Of course, it can probably also be said that neither the NBA, nor the Raptors nor Ujiri should ever have come close to that type of scenario. But you would be wrong. Do you think it is a coincidence that he is currently the only brother to manage a team in the league? Here’s the thing: Security officers should be there to protect he by the people. Not to protect yourself from him. But, yanno, Blackness resists.

After all that emotion flowing overhead in the clip, something truly amazing happens. Kyle Lowry, the man who has had the game of his life to silence quite a few people who had criticized his consistency on the pitch, saves the day. He reaches out and grabs his leader from the fray, removing him from the mass of people Ujiri was trying to navigate in the first place. Not to analyze it too closely, but what happened next legitimately scared me when I saw it in real time.

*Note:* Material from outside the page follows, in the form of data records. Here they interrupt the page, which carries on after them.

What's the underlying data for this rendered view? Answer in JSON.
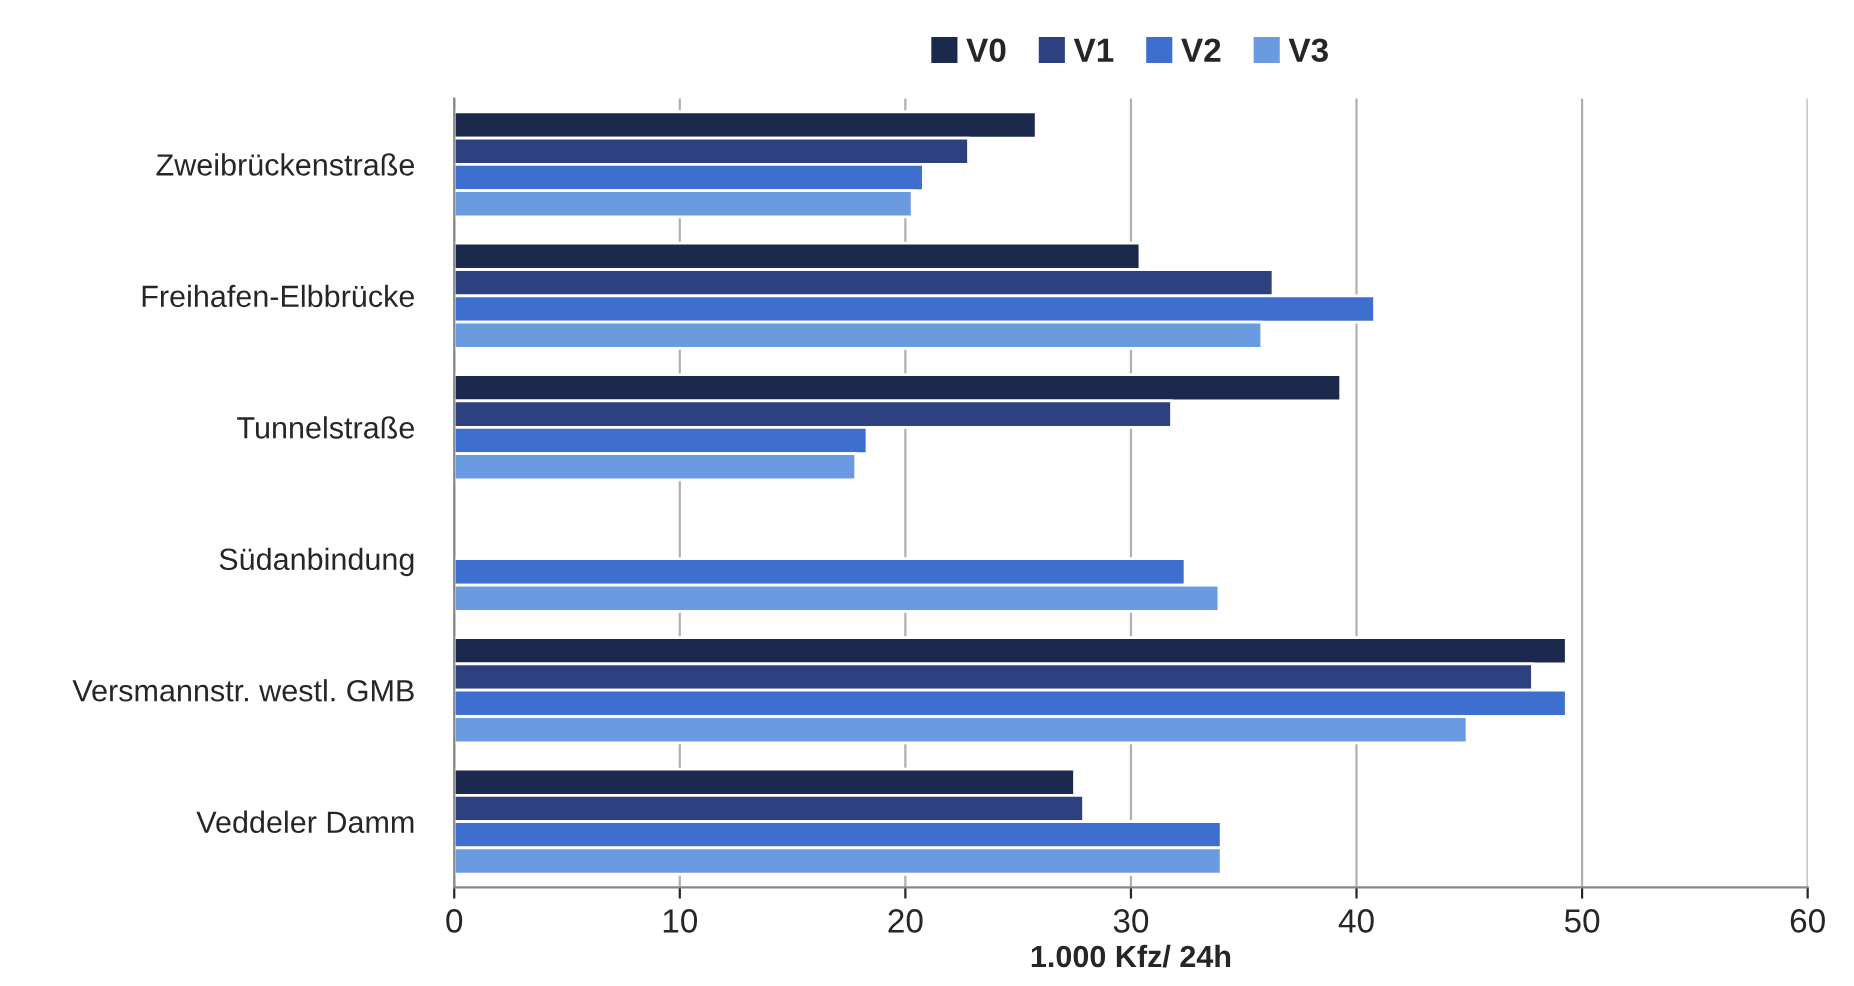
{
  "chart_data": {
    "type": "bar",
    "orientation": "horizontal",
    "xlabel": "1.000 Kfz/ 24h",
    "categories": [
      "Zweibrückenstraße",
      "Freihafen-Elbbrücke",
      "Tunnelstraße",
      "Südanbindung",
      "Versmannstr. westl. GMB",
      "Veddeler Damm"
    ],
    "series": [
      {
        "name": "V0",
        "color": "#1b2a4c",
        "values": [
          25.8,
          30.4,
          39.3,
          null,
          49.3,
          27.5
        ]
      },
      {
        "name": "V1",
        "color": "#2d4180",
        "values": [
          22.8,
          36.3,
          31.8,
          null,
          47.8,
          27.9
        ]
      },
      {
        "name": "V2",
        "color": "#3e6fcf",
        "values": [
          20.8,
          40.8,
          18.3,
          32.4,
          49.3,
          34.0
        ]
      },
      {
        "name": "V3",
        "color": "#6a9ae0",
        "values": [
          20.3,
          35.8,
          17.8,
          33.9,
          44.9,
          34.0
        ]
      }
    ],
    "xlim": [
      0,
      60
    ],
    "xticks": [
      0,
      10,
      20,
      30,
      40,
      50,
      60
    ],
    "grid": "x",
    "legend": "top"
  }
}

Before that scolding was over, the two were already in an embrace. Lowry wasn’t just physically removing Ujiri from safety. He was protecting his pride, his respect: his Blackness. Two seconds later, with Lowry hugging him, Ujiri was looking back at what he had been taken away from. Has been that close to being another black man in jail in Alameda County, California for not having a credential (he had one).

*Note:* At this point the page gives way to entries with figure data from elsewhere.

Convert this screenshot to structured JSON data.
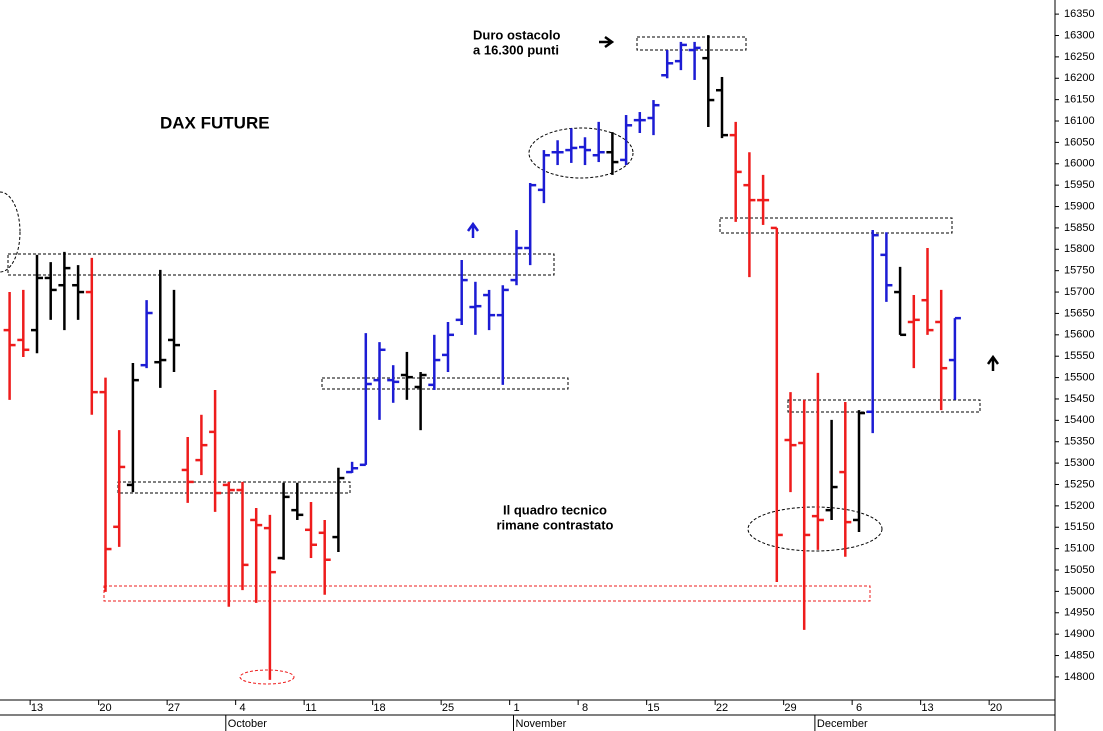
{
  "chart_data": {
    "type": "ohlc",
    "title": "DAX FUTURE",
    "annotations": [
      [
        "Duro ostacolo",
        "a 16.300 punti"
      ],
      [
        "Il quadro tecnico",
        "rimane contrastato"
      ]
    ],
    "categories": [
      null,
      null,
      "13",
      null,
      null,
      null,
      null,
      "20",
      null,
      null,
      null,
      null,
      "27",
      null,
      null,
      null,
      null,
      "4",
      null,
      null,
      null,
      null,
      "11",
      null,
      null,
      null,
      null,
      "18",
      null,
      null,
      null,
      null,
      "25",
      null,
      null,
      null,
      null,
      "1",
      null,
      null,
      null,
      null,
      "8",
      null,
      null,
      null,
      null,
      "15",
      null,
      null,
      null,
      null,
      "22",
      null,
      null,
      null,
      null,
      "29",
      null,
      null,
      null,
      null,
      "6",
      null,
      null,
      null,
      null,
      "13",
      null,
      null,
      null,
      null,
      "20"
    ],
    "months": [
      null,
      null,
      null,
      null,
      null,
      null,
      null,
      null,
      null,
      null,
      null,
      null,
      null,
      null,
      null,
      null,
      "October",
      null,
      null,
      null,
      null,
      null,
      null,
      null,
      null,
      null,
      null,
      null,
      null,
      null,
      null,
      null,
      null,
      null,
      null,
      null,
      null,
      "November",
      null,
      null,
      null,
      null,
      null,
      null,
      null,
      null,
      null,
      null,
      null,
      null,
      null,
      null,
      null,
      null,
      null,
      null,
      null,
      null,
      null,
      "December",
      null,
      null,
      null,
      null,
      null,
      null,
      null,
      null,
      null,
      null,
      null,
      null,
      null
    ],
    "open": [
      15611,
      15588,
      15611,
      15733,
      15716,
      15716,
      15700,
      15466,
      15151,
      15249,
      15529,
      15536,
      15588,
      15284,
      15307,
      15373,
      15249,
      15237,
      15167,
      15148,
      15078,
      15190,
      15144,
      15137,
      15127,
      15279,
      15296,
      15494,
      15494,
      15506,
      15478,
      15483,
      15553,
      15635,
      15665,
      15693,
      15646,
      15728,
      15803,
      15939,
      16027,
      16032,
      16039,
      16020,
      16027,
      16009,
      16102,
      16107,
      16207,
      16240,
      16266,
      16247,
      16172,
      16067,
      15950,
      15915,
      15850,
      15354,
      15347,
      15176,
      15190,
      15279,
      15167,
      15420,
      15787,
      15700,
      15630,
      15681,
      15630,
      15541,
      null,
      null,
      null
    ],
    "high": [
      15700,
      15705,
      15787,
      15770,
      15794,
      15763,
      15780,
      15500,
      15377,
      15534,
      15681,
      15752,
      15705,
      15361,
      15413,
      15471,
      15256,
      15256,
      15195,
      15179,
      15254,
      15254,
      15209,
      15167,
      15289,
      15303,
      15604,
      15583,
      15529,
      15560,
      15513,
      15600,
      15630,
      15775,
      15724,
      15705,
      15716,
      15845,
      15955,
      16032,
      16055,
      16083,
      16062,
      16098,
      16074,
      16114,
      16121,
      16149,
      16266,
      16285,
      16285,
      16301,
      16203,
      16098,
      16027,
      15974,
      15850,
      15466,
      15448,
      15511,
      15401,
      15443,
      15424,
      15845,
      15840,
      15759,
      15693,
      15803,
      15705,
      15639,
      null,
      null,
      null
    ],
    "low": [
      15448,
      15548,
      15557,
      15635,
      15611,
      15635,
      15413,
      14999,
      15104,
      15232,
      15522,
      15476,
      15513,
      15207,
      15272,
      15186,
      14964,
      15003,
      14973,
      14793,
      15074,
      15167,
      15078,
      14992,
      15092,
      15277,
      15296,
      15401,
      15441,
      15448,
      15377,
      15471,
      15513,
      15623,
      15600,
      15611,
      15483,
      15716,
      15763,
      15908,
      15997,
      16002,
      15997,
      16004,
      15974,
      15997,
      16072,
      16067,
      16200,
      16219,
      16196,
      16086,
      16060,
      15864,
      15735,
      15857,
      15022,
      15232,
      14910,
      15097,
      15167,
      15081,
      15139,
      15370,
      15677,
      15600,
      15522,
      15600,
      15424,
      15448,
      null,
      null,
      null
    ],
    "close": [
      15576,
      15565,
      15733,
      15705,
      15756,
      15700,
      15466,
      15099,
      15291,
      15494,
      15651,
      15541,
      15576,
      15256,
      15342,
      15230,
      15237,
      15062,
      15155,
      15045,
      15221,
      15179,
      15109,
      15074,
      15265,
      15288,
      15485,
      15565,
      15490,
      15501,
      15506,
      15541,
      15600,
      15728,
      15667,
      15646,
      15705,
      15803,
      15950,
      16020,
      16027,
      16037,
      16032,
      16027,
      16004,
      16090,
      16102,
      16137,
      16235,
      16278,
      16271,
      16149,
      16067,
      15981,
      15915,
      15915,
      15132,
      15342,
      15132,
      15167,
      15244,
      15162,
      15417,
      15833,
      15716,
      15600,
      15635,
      15611,
      15522,
      15639,
      null,
      null,
      null
    ],
    "colors": [
      "#ee1c1c",
      "#ee1c1c",
      "#000000",
      "#000000",
      "#000000",
      "#000000",
      "#ee1c1c",
      "#ee1c1c",
      "#ee1c1c",
      "#000000",
      "#1c1cd4",
      "#000000",
      "#000000",
      "#ee1c1c",
      "#ee1c1c",
      "#ee1c1c",
      "#ee1c1c",
      "#ee1c1c",
      "#ee1c1c",
      "#ee1c1c",
      "#000000",
      "#000000",
      "#ee1c1c",
      "#ee1c1c",
      "#000000",
      "#1c1cd4",
      "#1c1cd4",
      "#1c1cd4",
      "#1c1cd4",
      "#000000",
      "#000000",
      "#1c1cd4",
      "#1c1cd4",
      "#1c1cd4",
      "#1c1cd4",
      "#1c1cd4",
      "#1c1cd4",
      "#1c1cd4",
      "#1c1cd4",
      "#1c1cd4",
      "#1c1cd4",
      "#1c1cd4",
      "#1c1cd4",
      "#1c1cd4",
      "#000000",
      "#1c1cd4",
      "#1c1cd4",
      "#1c1cd4",
      "#1c1cd4",
      "#1c1cd4",
      "#1c1cd4",
      "#000000",
      "#000000",
      "#ee1c1c",
      "#ee1c1c",
      "#ee1c1c",
      "#ee1c1c",
      "#ee1c1c",
      "#ee1c1c",
      "#ee1c1c",
      "#000000",
      "#ee1c1c",
      "#000000",
      "#1c1cd4",
      "#1c1cd4",
      "#000000",
      "#ee1c1c",
      "#ee1c1c",
      "#ee1c1c",
      "#1c1cd4",
      null,
      null,
      null
    ],
    "ylim": [
      14746,
      16383
    ],
    "yticks": [
      14800,
      14850,
      14900,
      14950,
      15000,
      15050,
      15100,
      15150,
      15200,
      15250,
      15300,
      15350,
      15400,
      15450,
      15500,
      15550,
      15600,
      15650,
      15700,
      15750,
      15800,
      15850,
      15900,
      15950,
      16000,
      16050,
      16100,
      16150,
      16200,
      16250,
      16300,
      16350
    ],
    "y_axis_side": "right"
  }
}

It is almost impossible to understand how incredible this Lowry moment was. Let me remind you that Lowry is the same one who dealt with a true NBA minority owner who pushed him onto the sidelines after a ball went off the pitch. From the front office to the back of the pitch, the black corps, in a league with seemingly the blackest population of all professional sports, gets little or no respect.

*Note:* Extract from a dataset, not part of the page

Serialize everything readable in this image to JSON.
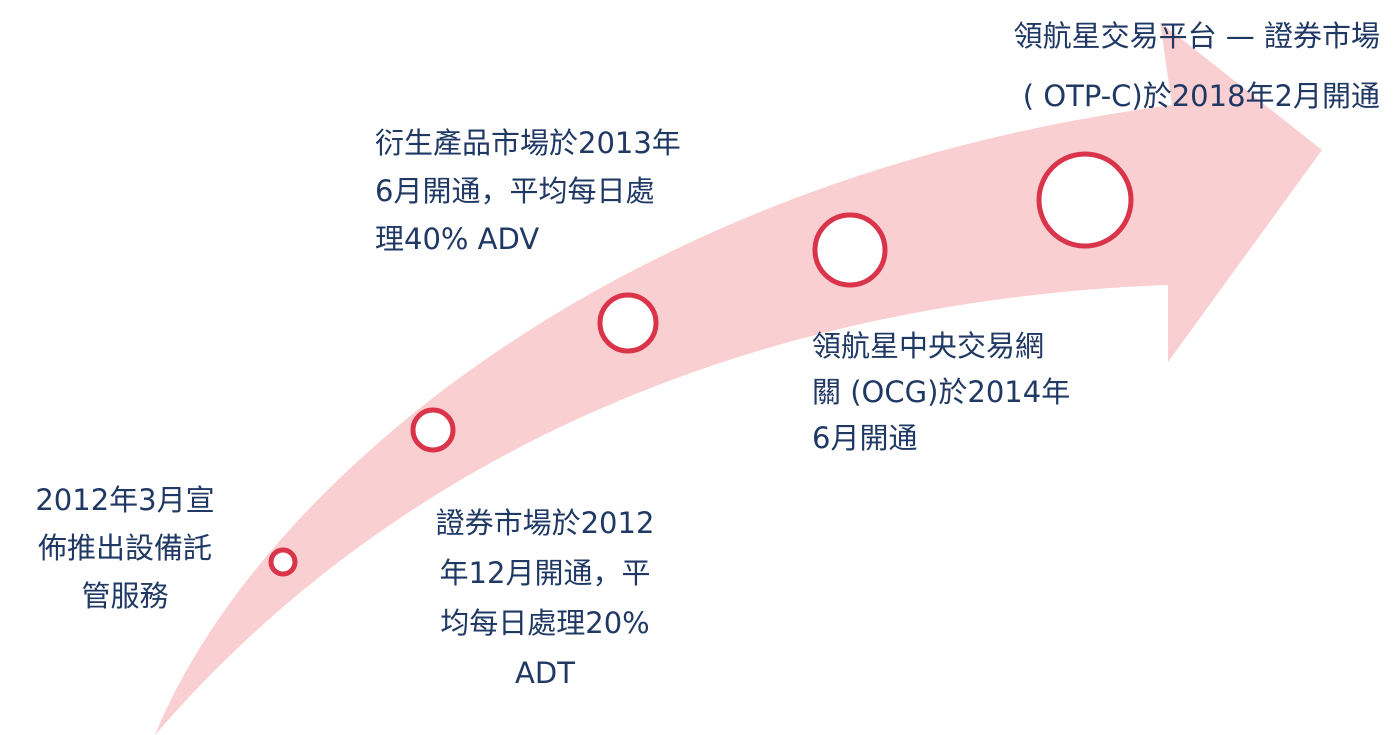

Lowry handled that situation with grace and a level of diplomacy that only high-level players can do. But what happened after Game 6 of the 2019 NBA Finals was different. He was protecting.

If your job is to secure the championship and you don’t know who is the president of basketball operations for the team that just won the title, the fault lies with the officer and / or NBA security, not is Ujiri.

At the time, it seemed too obvious an example of how the now gentrified San Francisco Warriors were forced to leave their hometown of Oakland, California on the black side of the bay.

It was two Warriors home court strikes in one series. Don’t let it get to three, because, oh wait, it doesn’t matter. This is just a rule America came up with to throw blacks in jail for the rest of their lives, in case you forgot.

Kawhi Leonard was a fantastic and deserving MVP of the NBA Finals. But for this series, Kyle Lowry was the hero.

At the highest risk and having already achieved the highest reward, Lowry told his friend Ujiri the most significant and sure thing he could have heard at the time: “We’re done. Here“.

Because there is nowhere else to be when you are a winner.

Clinton Yates is a taste producer at The Undefeated. He likes rap, rock, reggae, R&B and remixes, in that order.